Houses of Parliament in London. Fog Effect by Claude Monet

Houses of Parliament in London. Fog Effect by Claude Monet

In the early twentieth century, the impressionist painter Claude Monet repeatedly happens in England, visits London. The painter gets acquainted with the peculiarities of London buildings, notes unusual images of urban buildings. Especially Claude Monet is attracted by the mysterious foggy atmosphere of the capital of England. In the works of Monet, the London images appear as filled with mysticism, conventions, and special ghostly color. One of these works of art painter can be considered the “Houses of Parliament in London. The effect of fog.”

“The Parliament Building in London. The Fog Effect” was written in 1904 and is now part of the art collections of the State Museum of Fine Arts. A. S. Pushkin in Moscow. First of all, it should be noted that the artist created a whole series of works on the theme of the London Parliament building. At one time this work was kept in the Museum d’Orsay in Paris. The picture is distinguished by a special effect of fog, as already stated in the very name of the painting canvas.

Parliament building envelops a thick milky-lilac fog. The majestic outlines of the London Parliament in the style of modern Gothic show through the soft but dense shades of fog. Sharp, sharp, stretching up the architectural lines are smoothed by soft contours. The silhouette of the building due to the effect of fog is blurred, stoked, rethought and re-created in delicate, border colors. In addition, the effect of unreality, the world distant from these places, the world of the looking glass, is born, where everything is dissolved in the whitish-purple mists, where the warm yellow-red rays of the sun, too ghostly and far away to dye the Thames and saturate it with color, barely appear. The fog disperses the shades, breaks them into numerous reddish-purple glare.

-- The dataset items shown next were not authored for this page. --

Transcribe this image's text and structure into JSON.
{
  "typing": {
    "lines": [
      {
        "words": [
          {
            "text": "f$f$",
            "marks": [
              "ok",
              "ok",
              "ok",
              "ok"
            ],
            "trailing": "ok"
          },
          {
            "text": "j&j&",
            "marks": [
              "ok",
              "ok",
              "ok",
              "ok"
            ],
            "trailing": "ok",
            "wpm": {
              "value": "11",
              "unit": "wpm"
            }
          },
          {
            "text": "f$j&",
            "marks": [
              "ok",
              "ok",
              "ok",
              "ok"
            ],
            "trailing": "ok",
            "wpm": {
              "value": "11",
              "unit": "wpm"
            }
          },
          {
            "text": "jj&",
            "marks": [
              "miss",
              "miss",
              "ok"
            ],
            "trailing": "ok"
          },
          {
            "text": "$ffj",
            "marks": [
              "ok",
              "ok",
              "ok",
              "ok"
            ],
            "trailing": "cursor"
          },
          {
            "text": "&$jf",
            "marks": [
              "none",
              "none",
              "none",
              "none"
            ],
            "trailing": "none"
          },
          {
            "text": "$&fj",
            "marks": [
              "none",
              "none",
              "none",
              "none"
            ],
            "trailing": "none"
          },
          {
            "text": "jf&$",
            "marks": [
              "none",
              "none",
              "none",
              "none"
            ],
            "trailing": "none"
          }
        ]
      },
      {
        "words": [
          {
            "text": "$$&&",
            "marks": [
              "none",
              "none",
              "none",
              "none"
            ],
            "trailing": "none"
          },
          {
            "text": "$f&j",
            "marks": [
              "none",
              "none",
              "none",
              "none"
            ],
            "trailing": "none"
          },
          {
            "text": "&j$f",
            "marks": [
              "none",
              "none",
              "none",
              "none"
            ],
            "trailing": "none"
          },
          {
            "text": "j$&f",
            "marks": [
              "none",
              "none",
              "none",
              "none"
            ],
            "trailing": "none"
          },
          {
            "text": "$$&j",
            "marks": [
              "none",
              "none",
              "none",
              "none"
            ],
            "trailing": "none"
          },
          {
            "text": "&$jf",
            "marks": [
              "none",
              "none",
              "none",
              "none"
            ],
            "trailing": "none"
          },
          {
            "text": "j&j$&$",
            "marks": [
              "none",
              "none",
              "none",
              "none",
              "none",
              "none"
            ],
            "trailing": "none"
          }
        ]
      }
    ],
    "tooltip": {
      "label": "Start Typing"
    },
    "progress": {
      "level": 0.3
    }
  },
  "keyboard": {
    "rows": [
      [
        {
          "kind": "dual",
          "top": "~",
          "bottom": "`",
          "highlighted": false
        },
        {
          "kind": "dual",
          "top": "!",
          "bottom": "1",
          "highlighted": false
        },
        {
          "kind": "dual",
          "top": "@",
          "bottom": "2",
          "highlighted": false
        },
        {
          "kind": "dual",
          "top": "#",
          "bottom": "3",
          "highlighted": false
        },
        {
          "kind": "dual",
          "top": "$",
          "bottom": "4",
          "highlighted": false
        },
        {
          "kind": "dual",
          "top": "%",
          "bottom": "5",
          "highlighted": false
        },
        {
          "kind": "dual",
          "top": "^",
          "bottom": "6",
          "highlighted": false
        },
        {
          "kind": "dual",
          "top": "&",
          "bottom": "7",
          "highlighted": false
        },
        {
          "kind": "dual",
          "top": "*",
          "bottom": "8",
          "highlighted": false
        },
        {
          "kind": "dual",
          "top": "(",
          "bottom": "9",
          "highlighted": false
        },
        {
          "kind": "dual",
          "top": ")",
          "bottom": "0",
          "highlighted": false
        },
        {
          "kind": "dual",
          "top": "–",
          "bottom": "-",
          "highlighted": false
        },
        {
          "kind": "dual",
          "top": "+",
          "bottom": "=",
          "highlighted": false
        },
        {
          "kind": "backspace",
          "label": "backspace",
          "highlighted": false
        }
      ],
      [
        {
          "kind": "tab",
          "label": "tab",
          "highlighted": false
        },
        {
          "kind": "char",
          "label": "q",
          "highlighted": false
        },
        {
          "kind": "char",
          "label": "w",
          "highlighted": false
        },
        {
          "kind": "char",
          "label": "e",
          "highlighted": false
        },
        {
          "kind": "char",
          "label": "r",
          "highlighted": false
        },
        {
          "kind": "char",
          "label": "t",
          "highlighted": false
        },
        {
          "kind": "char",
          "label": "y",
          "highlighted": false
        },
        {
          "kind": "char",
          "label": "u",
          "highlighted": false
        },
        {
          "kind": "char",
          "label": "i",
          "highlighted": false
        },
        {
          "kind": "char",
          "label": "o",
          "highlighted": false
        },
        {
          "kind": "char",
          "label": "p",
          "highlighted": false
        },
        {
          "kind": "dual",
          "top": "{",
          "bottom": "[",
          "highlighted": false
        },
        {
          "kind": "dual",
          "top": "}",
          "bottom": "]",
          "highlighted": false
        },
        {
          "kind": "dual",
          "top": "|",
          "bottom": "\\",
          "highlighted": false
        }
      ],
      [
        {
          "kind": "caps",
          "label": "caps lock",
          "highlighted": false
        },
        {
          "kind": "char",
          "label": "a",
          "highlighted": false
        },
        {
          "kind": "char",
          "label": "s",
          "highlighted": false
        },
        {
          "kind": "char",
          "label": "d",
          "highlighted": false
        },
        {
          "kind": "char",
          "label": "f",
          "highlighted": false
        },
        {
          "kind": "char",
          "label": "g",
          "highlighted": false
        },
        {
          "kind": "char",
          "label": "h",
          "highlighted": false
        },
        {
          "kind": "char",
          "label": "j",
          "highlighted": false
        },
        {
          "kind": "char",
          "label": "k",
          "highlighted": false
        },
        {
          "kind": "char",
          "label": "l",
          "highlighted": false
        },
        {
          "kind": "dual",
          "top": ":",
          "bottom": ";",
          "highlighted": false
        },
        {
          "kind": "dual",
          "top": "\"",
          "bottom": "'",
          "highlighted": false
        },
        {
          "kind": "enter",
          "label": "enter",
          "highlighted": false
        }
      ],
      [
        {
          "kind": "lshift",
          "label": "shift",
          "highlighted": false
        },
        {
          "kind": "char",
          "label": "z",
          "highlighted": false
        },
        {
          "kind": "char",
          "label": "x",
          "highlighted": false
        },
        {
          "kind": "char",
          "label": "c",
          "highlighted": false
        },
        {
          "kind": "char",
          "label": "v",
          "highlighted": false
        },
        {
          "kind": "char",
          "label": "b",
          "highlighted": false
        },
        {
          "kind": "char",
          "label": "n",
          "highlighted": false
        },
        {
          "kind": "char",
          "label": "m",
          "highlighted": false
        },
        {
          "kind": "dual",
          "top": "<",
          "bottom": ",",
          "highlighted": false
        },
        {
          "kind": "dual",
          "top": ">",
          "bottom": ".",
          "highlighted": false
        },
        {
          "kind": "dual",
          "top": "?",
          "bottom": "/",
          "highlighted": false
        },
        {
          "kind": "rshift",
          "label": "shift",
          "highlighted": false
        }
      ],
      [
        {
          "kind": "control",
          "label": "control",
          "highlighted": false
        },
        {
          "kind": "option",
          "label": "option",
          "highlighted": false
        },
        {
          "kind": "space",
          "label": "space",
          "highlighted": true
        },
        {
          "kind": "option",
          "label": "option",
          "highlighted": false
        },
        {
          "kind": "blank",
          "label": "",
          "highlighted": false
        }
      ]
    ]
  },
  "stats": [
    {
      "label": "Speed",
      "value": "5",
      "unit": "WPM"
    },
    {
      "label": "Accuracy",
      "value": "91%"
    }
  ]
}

Thus, the pictorial image of the Parliament building turned out to be extremely conditional, abstract. In this work, the artist presents not private details and the most detailed similarity, but draws in front of us a moment of being, a momentary impression of the image of the city, as the author saw and felt.

As in many other works, Monet as the main motive is drawing light. It is from light that the outlines of transmitted reality, the brightness and contrast of images and objects depend.

That dying down, then the expanding light leads to the creation of an elusive atmosphere of a foggy city, full of reflexes, double images and glare surfaces.

London seemed to drown in the mists of cool lilac shades, leaving an impression of fluctuation and incompleteness.